The financial market response to Mr. Trump’s Thursday evening broadside has been relatively muted. The Canadian dollar dipped by around a third of a cent against the Greenback, and is hovering around 0.73 U.S. cents. Canadian and U.S. stocks pulled back, with the S&P/TSX Composite and the S&P 500 both down around half a percentage point in Friday morning trading.
It can be difficult to gauge the economic impact of Mr. Trump’s tariff threats, as he has frequently made big threats only to reverse course, water them down or punt them to a later date.
The impact of the 25-per-cent “fentanyl tariffs” currently in place has been tempered by the fact that products that comply with the USMCA rules continue to cross the border tariff-free – unless they are subject to other sectoral tariffs.
“Right now, around half of Canadian exports to the US are USMCA compliant. That share has been rising quickly.

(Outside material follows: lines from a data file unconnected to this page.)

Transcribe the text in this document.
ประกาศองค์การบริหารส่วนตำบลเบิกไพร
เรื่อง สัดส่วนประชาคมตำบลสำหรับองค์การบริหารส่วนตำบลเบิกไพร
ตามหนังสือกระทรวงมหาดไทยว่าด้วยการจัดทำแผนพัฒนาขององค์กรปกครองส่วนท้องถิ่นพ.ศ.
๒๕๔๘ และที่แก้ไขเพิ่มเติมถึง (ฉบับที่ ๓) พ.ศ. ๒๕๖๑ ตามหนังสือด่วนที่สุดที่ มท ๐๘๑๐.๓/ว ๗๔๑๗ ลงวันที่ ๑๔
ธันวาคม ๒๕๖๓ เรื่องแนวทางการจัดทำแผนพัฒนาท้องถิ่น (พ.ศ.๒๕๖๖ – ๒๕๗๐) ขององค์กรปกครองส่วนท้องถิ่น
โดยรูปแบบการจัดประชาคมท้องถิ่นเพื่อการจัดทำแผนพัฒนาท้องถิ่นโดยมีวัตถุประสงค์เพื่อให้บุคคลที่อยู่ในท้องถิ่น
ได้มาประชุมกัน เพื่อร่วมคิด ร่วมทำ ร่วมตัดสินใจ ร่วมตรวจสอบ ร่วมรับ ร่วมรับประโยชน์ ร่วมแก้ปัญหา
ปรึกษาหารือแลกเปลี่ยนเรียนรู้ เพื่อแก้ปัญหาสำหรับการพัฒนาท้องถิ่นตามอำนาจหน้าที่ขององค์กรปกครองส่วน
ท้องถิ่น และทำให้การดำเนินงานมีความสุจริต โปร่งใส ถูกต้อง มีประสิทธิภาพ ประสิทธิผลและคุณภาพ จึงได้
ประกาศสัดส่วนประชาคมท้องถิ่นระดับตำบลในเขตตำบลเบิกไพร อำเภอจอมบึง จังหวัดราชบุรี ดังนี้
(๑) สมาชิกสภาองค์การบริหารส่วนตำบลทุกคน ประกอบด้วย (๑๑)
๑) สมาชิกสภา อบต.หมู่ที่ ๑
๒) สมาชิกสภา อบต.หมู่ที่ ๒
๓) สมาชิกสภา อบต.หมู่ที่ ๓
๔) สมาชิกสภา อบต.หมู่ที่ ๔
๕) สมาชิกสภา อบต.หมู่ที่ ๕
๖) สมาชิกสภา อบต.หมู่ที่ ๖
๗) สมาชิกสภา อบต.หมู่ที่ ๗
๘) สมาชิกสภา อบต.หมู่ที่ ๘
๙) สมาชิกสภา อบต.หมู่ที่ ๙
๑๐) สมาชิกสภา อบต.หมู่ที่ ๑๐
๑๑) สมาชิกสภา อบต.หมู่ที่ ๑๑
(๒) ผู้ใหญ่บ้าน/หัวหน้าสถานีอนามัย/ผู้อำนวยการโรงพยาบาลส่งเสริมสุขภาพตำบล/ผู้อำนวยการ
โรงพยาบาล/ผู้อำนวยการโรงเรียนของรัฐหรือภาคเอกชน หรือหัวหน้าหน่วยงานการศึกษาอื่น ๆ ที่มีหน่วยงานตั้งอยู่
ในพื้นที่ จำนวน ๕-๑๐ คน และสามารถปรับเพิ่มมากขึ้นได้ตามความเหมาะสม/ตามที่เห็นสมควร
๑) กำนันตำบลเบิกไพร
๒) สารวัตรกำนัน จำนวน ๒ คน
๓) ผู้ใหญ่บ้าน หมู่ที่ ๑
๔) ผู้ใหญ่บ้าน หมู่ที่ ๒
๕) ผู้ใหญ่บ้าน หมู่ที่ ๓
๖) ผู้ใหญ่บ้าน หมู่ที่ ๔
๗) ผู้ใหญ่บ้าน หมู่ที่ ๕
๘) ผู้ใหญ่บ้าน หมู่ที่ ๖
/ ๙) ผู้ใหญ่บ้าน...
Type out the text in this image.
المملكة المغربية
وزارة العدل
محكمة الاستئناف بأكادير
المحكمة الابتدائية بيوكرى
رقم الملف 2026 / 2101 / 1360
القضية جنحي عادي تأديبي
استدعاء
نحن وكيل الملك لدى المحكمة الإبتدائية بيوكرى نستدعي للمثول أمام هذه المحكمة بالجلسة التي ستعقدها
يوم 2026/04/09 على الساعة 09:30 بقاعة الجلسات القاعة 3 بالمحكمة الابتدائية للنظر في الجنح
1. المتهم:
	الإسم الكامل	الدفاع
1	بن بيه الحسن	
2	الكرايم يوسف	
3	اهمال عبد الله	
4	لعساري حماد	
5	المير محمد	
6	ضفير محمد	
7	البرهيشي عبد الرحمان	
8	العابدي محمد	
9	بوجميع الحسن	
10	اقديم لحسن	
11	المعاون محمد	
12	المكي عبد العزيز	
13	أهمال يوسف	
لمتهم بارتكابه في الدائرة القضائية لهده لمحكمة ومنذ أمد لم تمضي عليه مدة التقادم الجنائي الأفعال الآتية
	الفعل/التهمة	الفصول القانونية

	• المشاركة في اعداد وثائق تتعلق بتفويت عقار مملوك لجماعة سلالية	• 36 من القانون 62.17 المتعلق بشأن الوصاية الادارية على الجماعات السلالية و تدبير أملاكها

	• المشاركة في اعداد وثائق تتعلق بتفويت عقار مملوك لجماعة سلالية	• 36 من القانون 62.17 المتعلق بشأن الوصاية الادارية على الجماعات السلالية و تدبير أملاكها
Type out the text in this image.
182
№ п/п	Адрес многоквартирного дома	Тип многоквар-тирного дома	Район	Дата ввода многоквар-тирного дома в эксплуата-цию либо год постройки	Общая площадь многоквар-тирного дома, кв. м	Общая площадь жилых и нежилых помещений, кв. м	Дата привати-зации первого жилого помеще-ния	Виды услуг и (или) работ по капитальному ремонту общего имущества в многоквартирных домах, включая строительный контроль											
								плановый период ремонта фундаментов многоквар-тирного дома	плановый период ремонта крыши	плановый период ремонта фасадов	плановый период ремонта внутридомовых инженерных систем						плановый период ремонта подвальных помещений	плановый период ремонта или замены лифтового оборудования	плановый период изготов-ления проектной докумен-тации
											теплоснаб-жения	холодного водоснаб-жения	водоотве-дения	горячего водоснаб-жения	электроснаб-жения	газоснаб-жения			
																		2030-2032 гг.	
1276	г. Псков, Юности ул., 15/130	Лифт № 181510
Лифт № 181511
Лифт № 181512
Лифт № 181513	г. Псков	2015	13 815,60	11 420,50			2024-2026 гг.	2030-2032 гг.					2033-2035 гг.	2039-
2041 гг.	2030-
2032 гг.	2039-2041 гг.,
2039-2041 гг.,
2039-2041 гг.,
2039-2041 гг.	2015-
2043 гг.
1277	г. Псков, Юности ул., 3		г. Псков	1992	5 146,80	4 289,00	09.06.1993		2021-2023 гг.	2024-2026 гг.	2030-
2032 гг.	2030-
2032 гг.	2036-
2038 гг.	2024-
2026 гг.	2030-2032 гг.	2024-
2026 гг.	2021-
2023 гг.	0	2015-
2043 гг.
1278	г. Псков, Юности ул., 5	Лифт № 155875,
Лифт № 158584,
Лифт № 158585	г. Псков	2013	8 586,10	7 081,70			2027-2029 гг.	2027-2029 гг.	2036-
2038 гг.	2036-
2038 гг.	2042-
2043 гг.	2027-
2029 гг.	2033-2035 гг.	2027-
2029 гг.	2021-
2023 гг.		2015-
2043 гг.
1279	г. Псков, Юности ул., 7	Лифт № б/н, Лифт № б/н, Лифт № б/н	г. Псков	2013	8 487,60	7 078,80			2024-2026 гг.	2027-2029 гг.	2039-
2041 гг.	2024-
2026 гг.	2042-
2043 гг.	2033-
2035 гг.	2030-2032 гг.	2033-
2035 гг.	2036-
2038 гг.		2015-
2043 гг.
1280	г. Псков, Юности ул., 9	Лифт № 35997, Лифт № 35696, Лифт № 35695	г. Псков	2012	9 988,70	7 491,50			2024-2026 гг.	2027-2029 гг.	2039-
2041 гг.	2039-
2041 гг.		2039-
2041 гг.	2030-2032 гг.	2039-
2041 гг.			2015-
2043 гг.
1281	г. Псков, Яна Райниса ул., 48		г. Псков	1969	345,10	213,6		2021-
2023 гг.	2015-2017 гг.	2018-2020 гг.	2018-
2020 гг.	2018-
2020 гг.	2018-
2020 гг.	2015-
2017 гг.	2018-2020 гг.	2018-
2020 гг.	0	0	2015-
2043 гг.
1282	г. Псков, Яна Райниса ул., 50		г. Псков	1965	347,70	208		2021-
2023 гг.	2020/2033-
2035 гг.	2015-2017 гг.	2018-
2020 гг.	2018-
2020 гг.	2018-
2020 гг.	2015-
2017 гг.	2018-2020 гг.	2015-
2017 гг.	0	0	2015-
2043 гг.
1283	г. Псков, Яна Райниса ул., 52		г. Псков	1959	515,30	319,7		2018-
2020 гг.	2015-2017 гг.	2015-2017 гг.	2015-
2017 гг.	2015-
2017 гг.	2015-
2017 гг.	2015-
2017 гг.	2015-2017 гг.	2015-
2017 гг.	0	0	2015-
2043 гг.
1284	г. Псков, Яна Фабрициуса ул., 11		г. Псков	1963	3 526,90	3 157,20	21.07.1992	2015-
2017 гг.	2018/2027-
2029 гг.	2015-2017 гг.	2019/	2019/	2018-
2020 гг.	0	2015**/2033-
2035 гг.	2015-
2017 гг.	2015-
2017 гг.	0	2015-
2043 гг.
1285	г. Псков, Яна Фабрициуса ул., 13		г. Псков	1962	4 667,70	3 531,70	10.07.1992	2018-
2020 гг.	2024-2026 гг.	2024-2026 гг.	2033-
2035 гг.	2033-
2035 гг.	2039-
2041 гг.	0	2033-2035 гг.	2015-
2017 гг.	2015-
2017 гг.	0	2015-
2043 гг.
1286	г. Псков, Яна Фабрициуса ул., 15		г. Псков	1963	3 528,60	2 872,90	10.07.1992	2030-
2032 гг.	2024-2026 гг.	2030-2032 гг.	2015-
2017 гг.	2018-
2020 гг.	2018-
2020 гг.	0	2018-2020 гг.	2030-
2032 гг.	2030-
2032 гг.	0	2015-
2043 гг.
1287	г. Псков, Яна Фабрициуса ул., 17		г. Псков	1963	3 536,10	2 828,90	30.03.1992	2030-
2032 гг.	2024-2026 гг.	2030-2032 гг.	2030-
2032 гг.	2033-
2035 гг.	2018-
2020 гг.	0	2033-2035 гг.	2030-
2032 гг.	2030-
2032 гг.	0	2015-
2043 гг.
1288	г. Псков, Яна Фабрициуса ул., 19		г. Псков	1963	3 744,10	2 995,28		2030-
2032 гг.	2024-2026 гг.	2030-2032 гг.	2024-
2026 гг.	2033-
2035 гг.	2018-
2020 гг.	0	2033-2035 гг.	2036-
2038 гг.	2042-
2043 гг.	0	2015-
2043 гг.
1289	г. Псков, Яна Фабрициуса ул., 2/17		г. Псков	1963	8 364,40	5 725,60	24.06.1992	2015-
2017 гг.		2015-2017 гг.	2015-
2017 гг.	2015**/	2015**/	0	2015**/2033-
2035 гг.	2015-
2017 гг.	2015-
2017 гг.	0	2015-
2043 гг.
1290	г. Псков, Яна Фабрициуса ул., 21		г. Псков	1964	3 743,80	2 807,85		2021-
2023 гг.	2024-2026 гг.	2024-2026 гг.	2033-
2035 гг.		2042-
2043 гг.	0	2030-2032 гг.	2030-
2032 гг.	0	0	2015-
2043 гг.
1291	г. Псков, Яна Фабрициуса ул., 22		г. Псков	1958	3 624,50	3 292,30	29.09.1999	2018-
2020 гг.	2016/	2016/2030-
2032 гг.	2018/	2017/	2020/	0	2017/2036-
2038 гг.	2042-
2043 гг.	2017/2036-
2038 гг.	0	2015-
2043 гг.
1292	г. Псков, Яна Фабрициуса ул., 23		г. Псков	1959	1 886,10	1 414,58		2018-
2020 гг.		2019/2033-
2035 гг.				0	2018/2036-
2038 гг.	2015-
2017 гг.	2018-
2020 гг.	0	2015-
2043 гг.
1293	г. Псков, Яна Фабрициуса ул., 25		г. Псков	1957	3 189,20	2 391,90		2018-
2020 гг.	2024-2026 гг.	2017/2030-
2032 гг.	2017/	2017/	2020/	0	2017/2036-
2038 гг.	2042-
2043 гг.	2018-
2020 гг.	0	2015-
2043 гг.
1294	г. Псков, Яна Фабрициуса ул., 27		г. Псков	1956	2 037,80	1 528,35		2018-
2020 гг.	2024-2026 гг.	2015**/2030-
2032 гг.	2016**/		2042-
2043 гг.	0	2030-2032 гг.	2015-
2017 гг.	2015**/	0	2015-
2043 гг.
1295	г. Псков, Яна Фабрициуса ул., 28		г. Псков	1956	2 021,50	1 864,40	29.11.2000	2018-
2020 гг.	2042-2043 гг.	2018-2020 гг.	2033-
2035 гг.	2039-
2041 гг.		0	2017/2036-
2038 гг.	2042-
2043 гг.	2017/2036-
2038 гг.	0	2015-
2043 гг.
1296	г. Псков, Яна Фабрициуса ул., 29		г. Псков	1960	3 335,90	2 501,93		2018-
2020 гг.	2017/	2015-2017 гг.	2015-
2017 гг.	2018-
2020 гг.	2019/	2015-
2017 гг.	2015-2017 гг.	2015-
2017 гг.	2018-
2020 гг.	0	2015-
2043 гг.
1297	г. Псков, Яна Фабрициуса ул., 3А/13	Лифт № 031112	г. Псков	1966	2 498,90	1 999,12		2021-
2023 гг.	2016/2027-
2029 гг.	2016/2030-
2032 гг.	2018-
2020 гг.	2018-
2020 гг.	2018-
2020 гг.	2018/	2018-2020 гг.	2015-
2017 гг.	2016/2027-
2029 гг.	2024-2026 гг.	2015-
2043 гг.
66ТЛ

Estimates indicate that this share could be easily raised to 80 per cent to 90 per cent,” Derek Holt, head of capital market economics at Bank of Nova Scotia, wrote in a note to clients.
“A 35 per cent tariff on the 10 per cent to 20 per cent share of Canadian exports to the US that would be difficult to be made USMCA compliant would amount to an effective tariff rate of between about 4 per cent and 7 per cent and likely on the lower end of that scale. This is in addition to sectoral tariffs (primarily metals). Therefore, if he were to go ahead, it could still be a meaningful hit,” Mr. Holt wrote.
Both the “reciprocal” tariffs and the “fentanyl” tariffs were imposed using the International Emergency Economic Powers Act. Last month, a U.S. court ruled that Mr. Trump’s use of IEEPA was illegal, which would undercut the basis of many of Mr. Trump’s tariffs – although not his sectoral tariffs.
This ruling was paused until an appeal can be heard by a higher court.